Mais Patrick Pouyanné n’est pas du genre à se couvrir la tête de cendres. Il semble au contraire bien déterminé à exploiter le filon des hydrocarbures «tant qu’il y aura de la demande», comme il l’a déjà répété maintes fois : «Fondamentalement, c’est ça qui nous rapporte aujourd’hui des profits […] et si je veux investir dans le système B [les énergies décarbonées, ndlr], il faut que je tire l’argent de quelque part […] donc nous continuons à investir dans le système A», avait ainsi expliqué le PDG aux sénateurs lors de son audition par la commission d’enquête sur TotalEnergies et le climat. Le groupe a encore annoncé mardi le lancement au Suriname d’un nouveau méga projet pétrolier qui passera par plus de 10 milliards de dollars d’investissements. Et il a relevé sa prévision de croissance de 3 % par an d’ici à 2030 dans les hydrocarbures, principalement grâce au GNL (gaz naturel liquéfié), avec le lancement en 2024 de six projets majeurs (deux au Brésil, Suriname, Angola, Oman, Nigeria) tous contestés par les ONG climatiques. En tout, le groupe compte investir entre 16 et 18 milliards de dollars par an sur la période 2025-30, dont seulement 5 milliards en direction des énergies bas carbone.

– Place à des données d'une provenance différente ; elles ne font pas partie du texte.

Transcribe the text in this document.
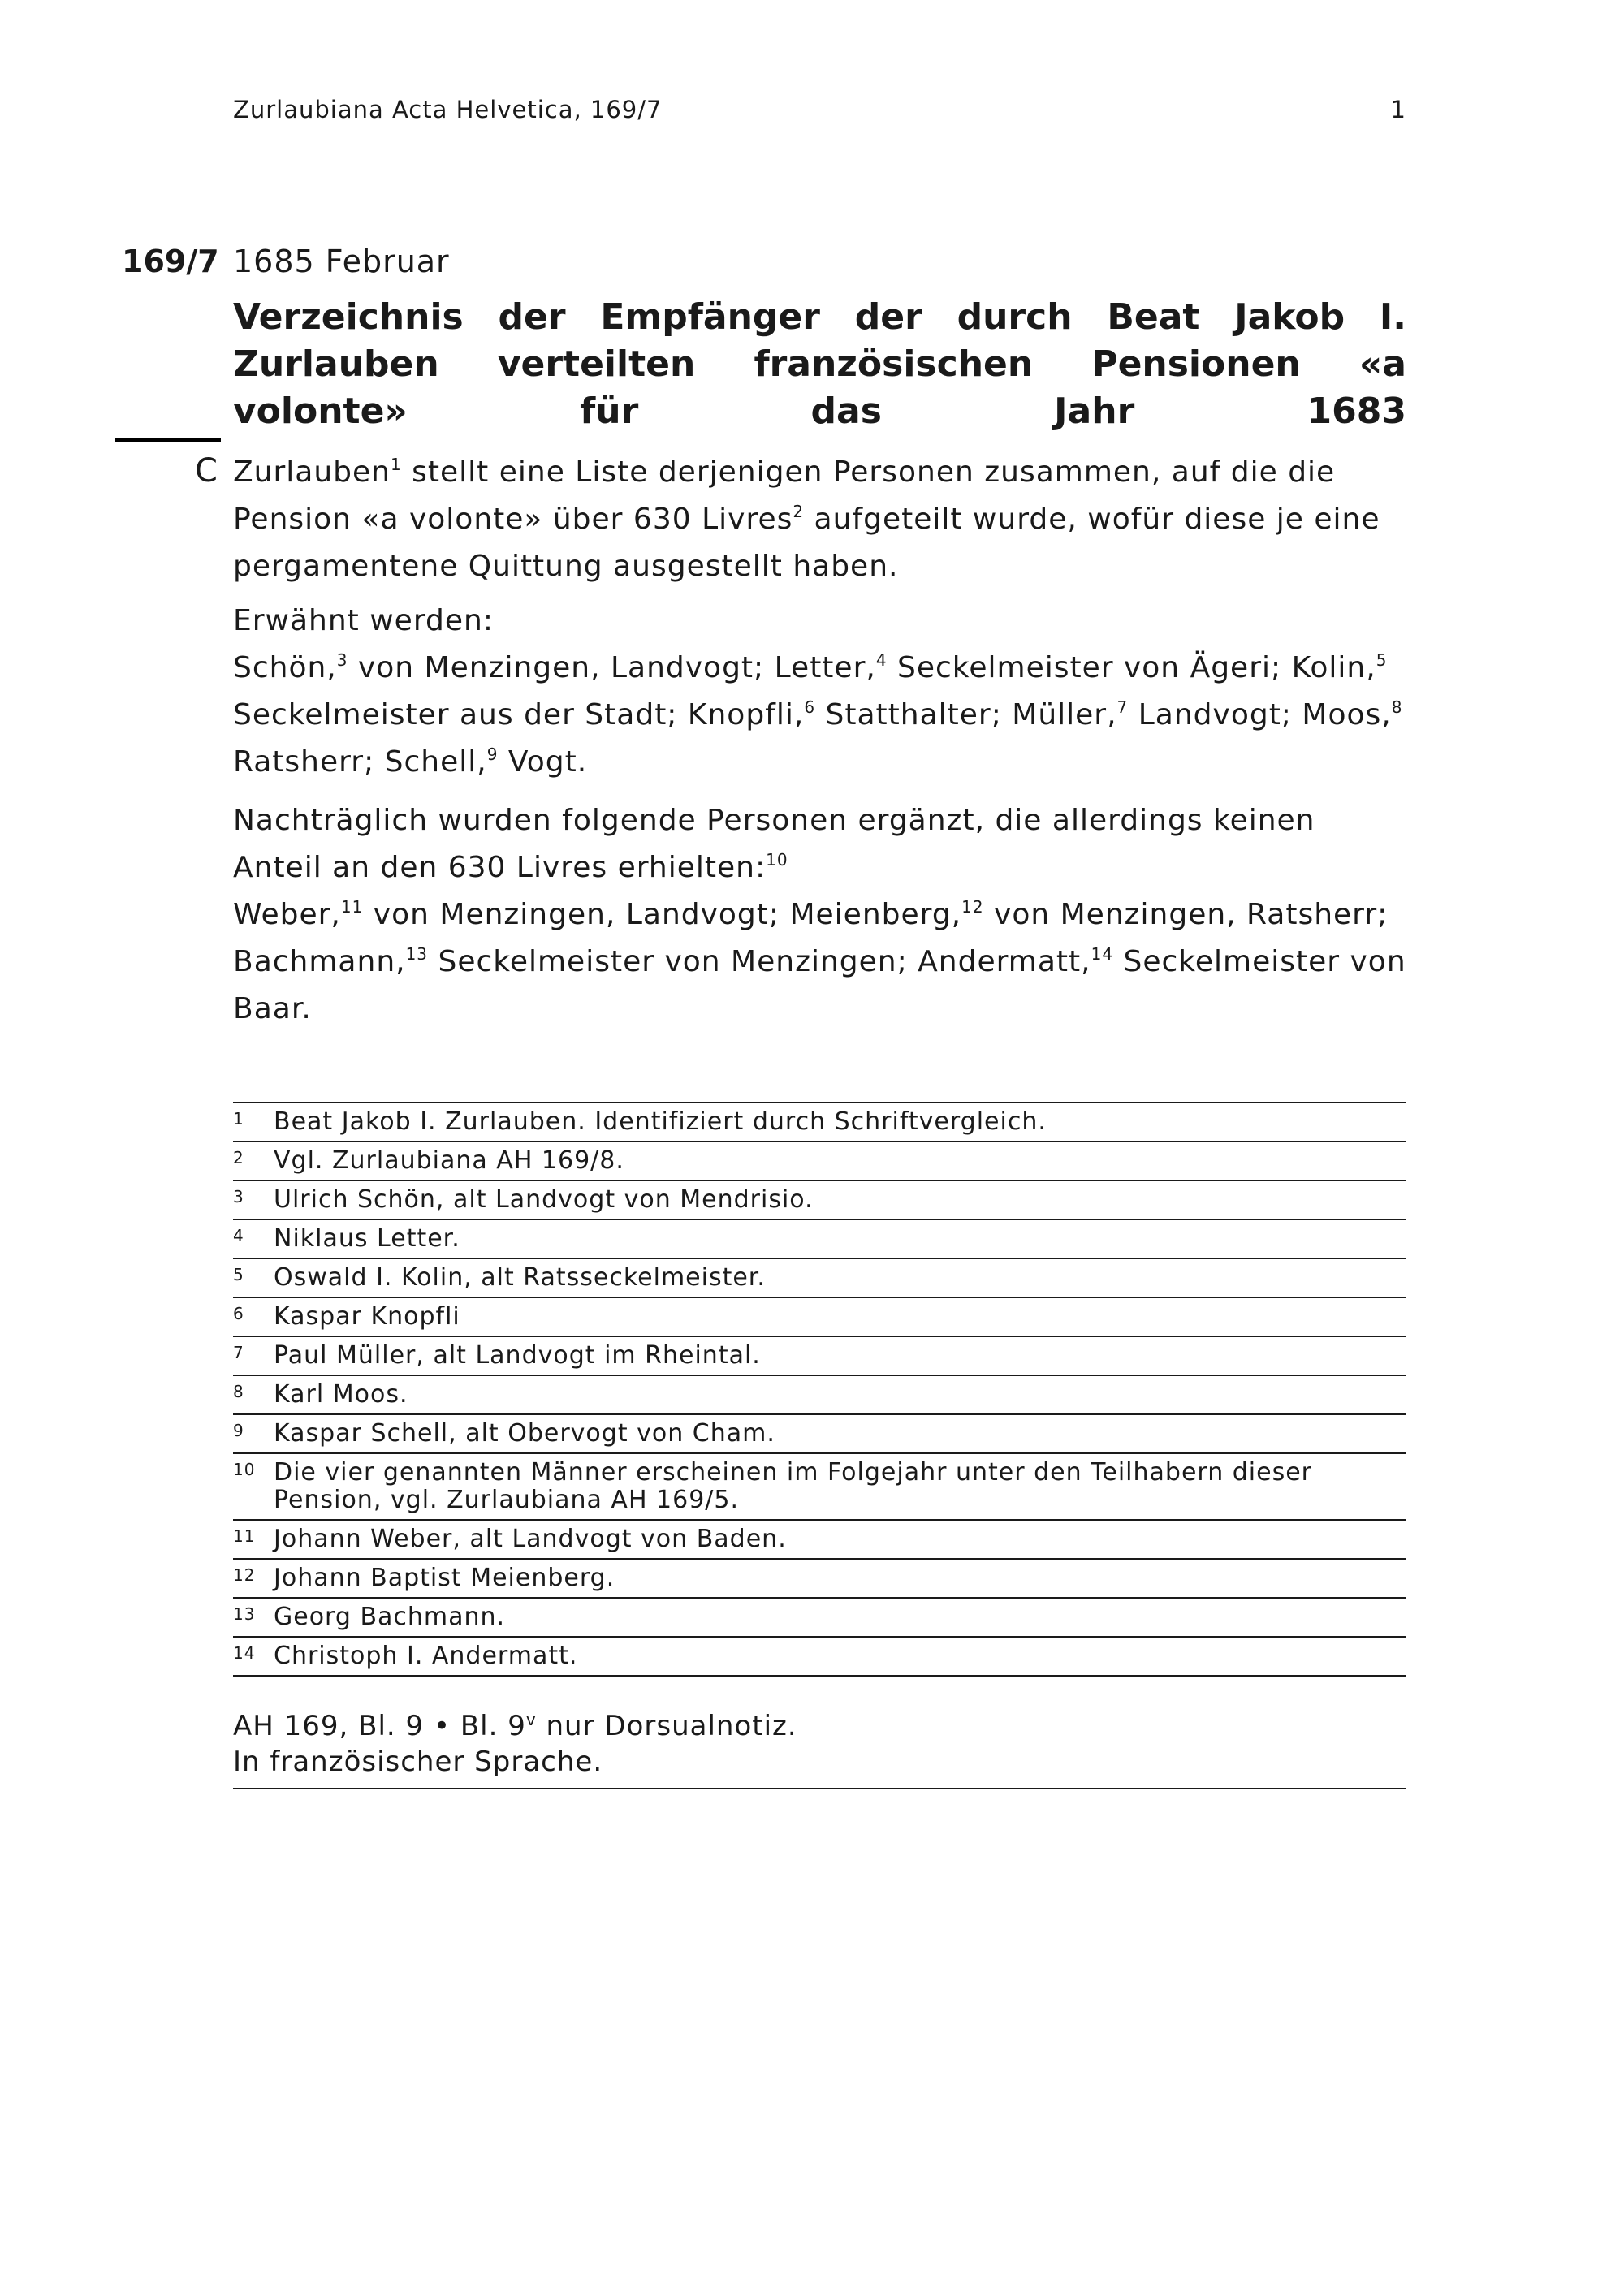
Zurlaubiana Acta Helvetica, 169/7	1
169/7 1685 Februar
Verzeichnis der Empfänger der durch Beat Jakob I. Zurlauben verteilten französischen Pensionen «a volonte» für das Jahr 1683
C Zurlauben$^1$ stellt eine Liste derjenigen Personen zusammen, auf die die Pension «a volonte» über 630 Livres$^2$ aufgeteilt wurde, wofür diese je eine pergamentene Quittung ausgestellt haben.
Erwähnt werden:
Schön,$^3$ von Menzingen, Landvogt; Letter,$^4$ Seckelmeister von Ägeri; Kolin,$^5$ Seckelmeister aus der Stadt; Knopfli,$^6$ Statthalter; Müller,$^7$ Landvogt; Moos,$^8$ Ratsherr; Schell,$^9$ Vogt.
Nachträglich wurden folgende Personen ergänzt, die allerdings keinen Anteil an den 630 Livres erhielten:$^{10}$
Weber,$^{11}$ von Menzingen, Landvogt; Meienberg,$^{12}$ von Menzingen, Ratsherr; Bachmann,$^{13}$ Seckelmeister von Menzingen; Andermatt,$^{14}$ Seckelmeister von Baar.
1 Beat Jakob I. Zurlauben. Identifiziert durch Schriftvergleich.
2 Vgl. Zurlaubiana AH 169/8.
3 Ulrich Schön, alt Landvogt von Mendrisio.
4 Niklaus Letter.
5 Oswald I. Kolin, alt Ratsseckelmeister.
6 Kaspar Knopfli
7 Paul Müller, alt Landvogt im Rheintal.
8 Karl Moos.
9 Kaspar Schell, alt Obervogt von Cham.
10 Die vier genannten Männer erscheinen im Folgejahr unter den Teilhabern dieser Pension, vgl. Zurlaubiana AH 169/5.
11 Johann Weber, alt Landvogt von Baden.
12 Johann Baptist Meienberg.
13 Georg Bachmann.
14 Christoph I. Andermatt.
AH 169, Bl. 9 • Bl. 9$^v$ nur Dorsualnotiz.
In französischer Sprache.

Avec un baril de brut repassé sous la barre des 70 dollars le mois dernier, et des interrogations sur la croissance de la demande de pétrole, en particulier en Chine, TotalEnergies devrait toutefois accélérer ses projets dans l’électricité renouvelable à travers le monde. Il ne faut pas injurier l’avenir, quand à bout de forages on en arrivera aux derniers barils de pétrole et mètres cubes de gaz… Le pétrolier a ainsi annoncé ce mercredi que sa production d’électricité dépasserait 100 térawattheures (TWh) en 2030, dont 70 % à base d’énergies renouvelables, ce qui représenterait près de 20 % de sa production d’énergies à cet horizon. Cela fera toujours 80 % d’hydrocarbures avec une montagne de profits à la clé.